Do the United Nations fundamental principles of official statistics continue to hold in this environment? They more than ever do as the deluge of data and ideas can soon dissipate in the absence of standards and ethics. The nexus of a new paradigm facilitated by technology tools brings citizens closer to their democratic privilege of choice whereby standards and ethics generate trusted time series. The dialectical articulation of these processes define the competency and the person of the new official statistician who should and can interface with politics. It is a qualitatively new paradigm which articulates the power of information as an instrument for engagement and collaboration in solving problems of the world. It presents the world of opportunities for visibility of value in statistics and its use. It is ready for the picking but it requires that statisticians have an appetite for risk.

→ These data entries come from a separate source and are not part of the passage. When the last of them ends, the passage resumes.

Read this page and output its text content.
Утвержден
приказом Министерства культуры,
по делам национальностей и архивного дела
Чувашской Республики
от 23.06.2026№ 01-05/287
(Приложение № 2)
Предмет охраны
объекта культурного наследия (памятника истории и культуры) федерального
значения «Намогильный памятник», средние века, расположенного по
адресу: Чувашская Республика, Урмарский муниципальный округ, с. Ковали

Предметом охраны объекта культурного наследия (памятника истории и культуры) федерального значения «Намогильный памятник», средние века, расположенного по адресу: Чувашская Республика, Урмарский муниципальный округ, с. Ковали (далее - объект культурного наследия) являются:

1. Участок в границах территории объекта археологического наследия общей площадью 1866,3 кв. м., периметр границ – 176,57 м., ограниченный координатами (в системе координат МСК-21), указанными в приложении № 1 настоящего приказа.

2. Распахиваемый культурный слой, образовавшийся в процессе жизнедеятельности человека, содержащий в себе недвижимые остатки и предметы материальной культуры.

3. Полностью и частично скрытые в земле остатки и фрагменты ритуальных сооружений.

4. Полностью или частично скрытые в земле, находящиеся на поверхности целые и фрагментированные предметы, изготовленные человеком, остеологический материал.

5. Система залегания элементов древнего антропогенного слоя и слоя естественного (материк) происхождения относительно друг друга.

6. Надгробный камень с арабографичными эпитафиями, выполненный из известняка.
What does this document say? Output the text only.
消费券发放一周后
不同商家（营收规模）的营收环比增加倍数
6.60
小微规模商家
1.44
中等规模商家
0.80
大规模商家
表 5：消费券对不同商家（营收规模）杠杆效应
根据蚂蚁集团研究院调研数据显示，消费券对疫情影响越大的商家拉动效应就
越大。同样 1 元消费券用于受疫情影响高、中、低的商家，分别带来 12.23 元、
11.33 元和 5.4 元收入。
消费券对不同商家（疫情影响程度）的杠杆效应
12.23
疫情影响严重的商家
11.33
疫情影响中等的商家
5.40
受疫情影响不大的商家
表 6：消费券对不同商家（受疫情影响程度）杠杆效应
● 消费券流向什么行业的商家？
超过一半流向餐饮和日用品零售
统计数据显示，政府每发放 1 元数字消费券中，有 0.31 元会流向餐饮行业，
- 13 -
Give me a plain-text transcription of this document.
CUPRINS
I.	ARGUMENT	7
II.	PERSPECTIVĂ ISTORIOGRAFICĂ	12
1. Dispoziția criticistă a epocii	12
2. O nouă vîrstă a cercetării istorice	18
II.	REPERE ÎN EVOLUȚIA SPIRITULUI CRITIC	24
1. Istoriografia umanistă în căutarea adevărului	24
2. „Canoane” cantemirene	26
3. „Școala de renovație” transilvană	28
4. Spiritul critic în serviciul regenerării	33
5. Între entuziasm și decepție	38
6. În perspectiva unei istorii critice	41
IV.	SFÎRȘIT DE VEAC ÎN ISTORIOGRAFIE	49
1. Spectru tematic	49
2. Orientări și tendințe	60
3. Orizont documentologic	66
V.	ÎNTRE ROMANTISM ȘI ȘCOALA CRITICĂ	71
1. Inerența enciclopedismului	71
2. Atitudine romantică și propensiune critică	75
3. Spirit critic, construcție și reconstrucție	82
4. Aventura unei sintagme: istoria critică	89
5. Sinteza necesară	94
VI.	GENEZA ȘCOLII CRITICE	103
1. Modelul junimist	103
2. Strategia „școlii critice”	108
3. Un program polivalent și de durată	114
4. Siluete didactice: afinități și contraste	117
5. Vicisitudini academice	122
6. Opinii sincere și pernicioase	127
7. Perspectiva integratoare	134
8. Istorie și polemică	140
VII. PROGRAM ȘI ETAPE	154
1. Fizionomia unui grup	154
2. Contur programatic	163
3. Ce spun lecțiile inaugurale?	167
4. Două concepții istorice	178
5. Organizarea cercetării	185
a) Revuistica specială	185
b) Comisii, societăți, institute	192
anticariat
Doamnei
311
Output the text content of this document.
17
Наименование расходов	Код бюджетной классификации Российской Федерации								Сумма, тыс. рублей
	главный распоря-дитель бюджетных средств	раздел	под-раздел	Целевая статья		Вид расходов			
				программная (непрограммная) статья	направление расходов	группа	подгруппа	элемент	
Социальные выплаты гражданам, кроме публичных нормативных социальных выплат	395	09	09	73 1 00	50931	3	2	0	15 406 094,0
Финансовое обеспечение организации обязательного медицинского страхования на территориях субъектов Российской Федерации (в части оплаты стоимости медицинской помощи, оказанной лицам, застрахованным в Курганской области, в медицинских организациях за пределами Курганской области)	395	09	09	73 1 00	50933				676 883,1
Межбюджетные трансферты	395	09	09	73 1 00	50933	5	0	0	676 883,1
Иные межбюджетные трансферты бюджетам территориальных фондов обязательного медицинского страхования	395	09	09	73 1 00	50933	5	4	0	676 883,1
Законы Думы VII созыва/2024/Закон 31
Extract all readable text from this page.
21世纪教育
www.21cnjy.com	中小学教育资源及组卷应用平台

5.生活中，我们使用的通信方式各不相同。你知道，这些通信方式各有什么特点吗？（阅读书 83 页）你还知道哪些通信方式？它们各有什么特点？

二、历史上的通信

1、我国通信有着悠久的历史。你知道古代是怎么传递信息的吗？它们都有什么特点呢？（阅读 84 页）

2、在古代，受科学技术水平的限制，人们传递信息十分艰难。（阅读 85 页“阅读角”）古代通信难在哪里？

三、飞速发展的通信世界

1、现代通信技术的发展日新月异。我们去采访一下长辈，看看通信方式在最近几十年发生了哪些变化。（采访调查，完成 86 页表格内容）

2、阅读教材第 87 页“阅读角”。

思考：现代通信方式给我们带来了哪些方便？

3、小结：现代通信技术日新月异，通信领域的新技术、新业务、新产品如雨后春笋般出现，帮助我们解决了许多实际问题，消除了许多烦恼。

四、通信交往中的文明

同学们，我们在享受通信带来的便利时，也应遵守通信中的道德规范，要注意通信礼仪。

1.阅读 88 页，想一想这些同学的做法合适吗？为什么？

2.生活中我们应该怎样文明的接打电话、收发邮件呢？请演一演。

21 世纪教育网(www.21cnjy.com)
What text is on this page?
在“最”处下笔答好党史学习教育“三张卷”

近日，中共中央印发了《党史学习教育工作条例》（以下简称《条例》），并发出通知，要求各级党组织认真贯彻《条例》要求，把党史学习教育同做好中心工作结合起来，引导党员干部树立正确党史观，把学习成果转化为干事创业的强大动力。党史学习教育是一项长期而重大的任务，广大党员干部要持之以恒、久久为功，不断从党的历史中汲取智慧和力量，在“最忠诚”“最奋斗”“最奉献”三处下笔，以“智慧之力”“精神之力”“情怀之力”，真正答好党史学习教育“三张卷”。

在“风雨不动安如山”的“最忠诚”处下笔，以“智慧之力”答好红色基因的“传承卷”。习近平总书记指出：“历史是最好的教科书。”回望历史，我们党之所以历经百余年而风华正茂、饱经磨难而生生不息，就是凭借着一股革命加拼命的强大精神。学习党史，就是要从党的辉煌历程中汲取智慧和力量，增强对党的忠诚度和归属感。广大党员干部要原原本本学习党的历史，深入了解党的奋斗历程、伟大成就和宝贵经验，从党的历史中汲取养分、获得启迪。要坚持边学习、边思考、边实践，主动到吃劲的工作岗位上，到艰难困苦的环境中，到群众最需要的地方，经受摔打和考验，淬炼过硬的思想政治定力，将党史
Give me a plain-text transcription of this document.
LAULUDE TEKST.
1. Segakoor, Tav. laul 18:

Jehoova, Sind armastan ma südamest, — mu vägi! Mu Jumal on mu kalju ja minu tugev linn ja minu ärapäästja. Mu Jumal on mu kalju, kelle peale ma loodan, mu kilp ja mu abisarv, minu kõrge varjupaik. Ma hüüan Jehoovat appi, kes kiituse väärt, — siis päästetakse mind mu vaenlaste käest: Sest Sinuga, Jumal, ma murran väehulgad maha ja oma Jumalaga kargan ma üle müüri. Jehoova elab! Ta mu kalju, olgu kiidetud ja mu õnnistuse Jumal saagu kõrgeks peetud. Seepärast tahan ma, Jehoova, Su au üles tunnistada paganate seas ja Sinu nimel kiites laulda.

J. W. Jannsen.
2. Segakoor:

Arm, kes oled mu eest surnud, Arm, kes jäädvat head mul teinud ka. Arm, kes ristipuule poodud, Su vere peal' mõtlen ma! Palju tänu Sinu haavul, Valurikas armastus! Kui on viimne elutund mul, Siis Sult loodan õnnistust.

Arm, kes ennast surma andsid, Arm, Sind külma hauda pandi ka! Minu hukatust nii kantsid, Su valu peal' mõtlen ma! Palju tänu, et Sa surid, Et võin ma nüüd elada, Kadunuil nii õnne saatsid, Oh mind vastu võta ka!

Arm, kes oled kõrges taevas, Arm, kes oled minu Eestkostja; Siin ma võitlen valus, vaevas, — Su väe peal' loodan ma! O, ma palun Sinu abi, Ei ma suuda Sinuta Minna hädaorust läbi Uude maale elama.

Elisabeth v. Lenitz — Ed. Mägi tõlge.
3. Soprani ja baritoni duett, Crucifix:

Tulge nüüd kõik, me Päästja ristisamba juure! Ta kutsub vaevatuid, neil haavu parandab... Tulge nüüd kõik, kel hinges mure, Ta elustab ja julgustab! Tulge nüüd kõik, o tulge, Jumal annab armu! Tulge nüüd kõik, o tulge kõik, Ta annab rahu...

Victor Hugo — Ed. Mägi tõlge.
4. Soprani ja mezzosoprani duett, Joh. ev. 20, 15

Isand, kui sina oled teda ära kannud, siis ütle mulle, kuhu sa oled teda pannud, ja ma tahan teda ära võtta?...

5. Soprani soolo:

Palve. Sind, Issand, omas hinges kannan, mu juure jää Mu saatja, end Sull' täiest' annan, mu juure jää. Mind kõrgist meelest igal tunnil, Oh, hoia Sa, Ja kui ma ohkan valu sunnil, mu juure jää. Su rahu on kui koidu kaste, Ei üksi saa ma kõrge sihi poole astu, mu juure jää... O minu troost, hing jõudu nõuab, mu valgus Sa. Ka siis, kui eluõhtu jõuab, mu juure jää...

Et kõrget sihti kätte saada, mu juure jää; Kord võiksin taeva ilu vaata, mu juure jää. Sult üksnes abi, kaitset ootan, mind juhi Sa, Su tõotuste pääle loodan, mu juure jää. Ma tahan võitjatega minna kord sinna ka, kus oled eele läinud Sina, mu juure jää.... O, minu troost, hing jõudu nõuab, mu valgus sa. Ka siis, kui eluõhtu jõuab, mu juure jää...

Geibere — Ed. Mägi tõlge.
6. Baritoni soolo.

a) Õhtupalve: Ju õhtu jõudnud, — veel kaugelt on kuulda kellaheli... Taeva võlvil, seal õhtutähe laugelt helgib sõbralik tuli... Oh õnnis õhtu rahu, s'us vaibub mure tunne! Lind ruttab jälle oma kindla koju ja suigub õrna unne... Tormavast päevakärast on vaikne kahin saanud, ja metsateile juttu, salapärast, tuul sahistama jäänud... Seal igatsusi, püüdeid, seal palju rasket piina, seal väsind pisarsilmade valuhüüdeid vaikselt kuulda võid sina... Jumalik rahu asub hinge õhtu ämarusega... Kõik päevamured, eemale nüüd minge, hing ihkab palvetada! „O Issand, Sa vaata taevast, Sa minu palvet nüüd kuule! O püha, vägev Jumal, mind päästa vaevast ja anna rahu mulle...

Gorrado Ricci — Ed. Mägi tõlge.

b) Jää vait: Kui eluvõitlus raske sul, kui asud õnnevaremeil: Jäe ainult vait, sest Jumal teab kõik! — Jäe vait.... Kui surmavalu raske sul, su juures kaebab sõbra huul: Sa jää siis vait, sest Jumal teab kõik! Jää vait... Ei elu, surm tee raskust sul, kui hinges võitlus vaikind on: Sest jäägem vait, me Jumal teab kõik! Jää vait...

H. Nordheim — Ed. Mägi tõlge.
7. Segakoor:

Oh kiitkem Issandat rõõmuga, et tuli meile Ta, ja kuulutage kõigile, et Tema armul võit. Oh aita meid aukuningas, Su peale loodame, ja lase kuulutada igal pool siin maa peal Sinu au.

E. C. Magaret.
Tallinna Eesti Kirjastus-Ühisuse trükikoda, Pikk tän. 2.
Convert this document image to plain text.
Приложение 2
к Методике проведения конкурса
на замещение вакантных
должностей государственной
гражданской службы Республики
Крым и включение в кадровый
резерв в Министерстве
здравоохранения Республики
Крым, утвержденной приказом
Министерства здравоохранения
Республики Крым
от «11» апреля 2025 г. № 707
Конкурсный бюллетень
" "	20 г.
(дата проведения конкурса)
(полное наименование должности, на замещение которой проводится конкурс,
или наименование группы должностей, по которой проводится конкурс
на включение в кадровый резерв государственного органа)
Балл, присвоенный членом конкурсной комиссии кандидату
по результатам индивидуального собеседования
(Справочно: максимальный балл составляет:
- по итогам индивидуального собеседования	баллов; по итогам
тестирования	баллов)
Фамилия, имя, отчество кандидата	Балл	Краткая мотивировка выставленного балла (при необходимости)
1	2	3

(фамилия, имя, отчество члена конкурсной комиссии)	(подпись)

What has this world been as experienced by official statisticians and national mapping authorities? With the advent of the SDGs, statisticians have been called upon by policy makers to generate indicators that have a fundamental attribute of leaving no one behind. This notion has excited those immersed in technology and as this happens, technology has run ahead of measurement standards. It is as such forcing measurement to catch up. In areas, it has suggested that the fundamental tasks of national statisticians and national mapping authorities can be replaced by technological enhancement and advancements. Some have paraded data science as a discipline ready to replace national statisticians and national mapping authorities. Others have

been so enthused by this that they curry favour with political authorities in countries and side line national statistics authorities and national mapping authorities. This approach portends a zero sum approach to development. No doubt national statistics authorities and national mapping authorities have acquired a deservedly bad label of being slow and unimaginative. This stigma is not going to go away if these national authorities be they statisticians or mapping authorities sulk and do not step up to the plate and act on the stigma. Importantly if statisticians and geographers fail to realize that they are genetically connected as Siamese twins, they are doomed to be extinct. However, the lacklustre behaviour of national statisticians and mapping authorities not withstanding not much can and is going to be achieved by new technologies if the fundamental work of standards which official statisticians hold through the United Nations Fundamental Principles for Official Statistics is not transformed. Statistical analysis software, SAS, long recognized this requirement and has always partnered and researched with national statistics agencies, although a number of these institutions have always complained about the price tag of SAS. One important initiative that is coming up is by ESRI where the official statistics community are feeling one another with ESRI on the federated SDGs focusing mainly on the science of where and leaving no one behind. The power of a four dimensional world in the hands of citizenry holds promise for facilitating objective measurement that holds us as society to account. This to my mind defines the new official statistician, who will be confident and comfortable dancing on the serrated side of the saw knowing that s(he) is on the right side of history leading transformation rather than an insecure one playing on the safe, broad and smooth side of the saw unaware that s(he) is facing extinction. This paradigm shift in measurement can correct and differentiate beerhall debates from parliamentary debates, a career of playing a piano in a whorehouse from politics. This is because politics informed and intersecting with measurement and credible and coherent decision support systems hold greater promise to transform society positively and deliver the SDGs.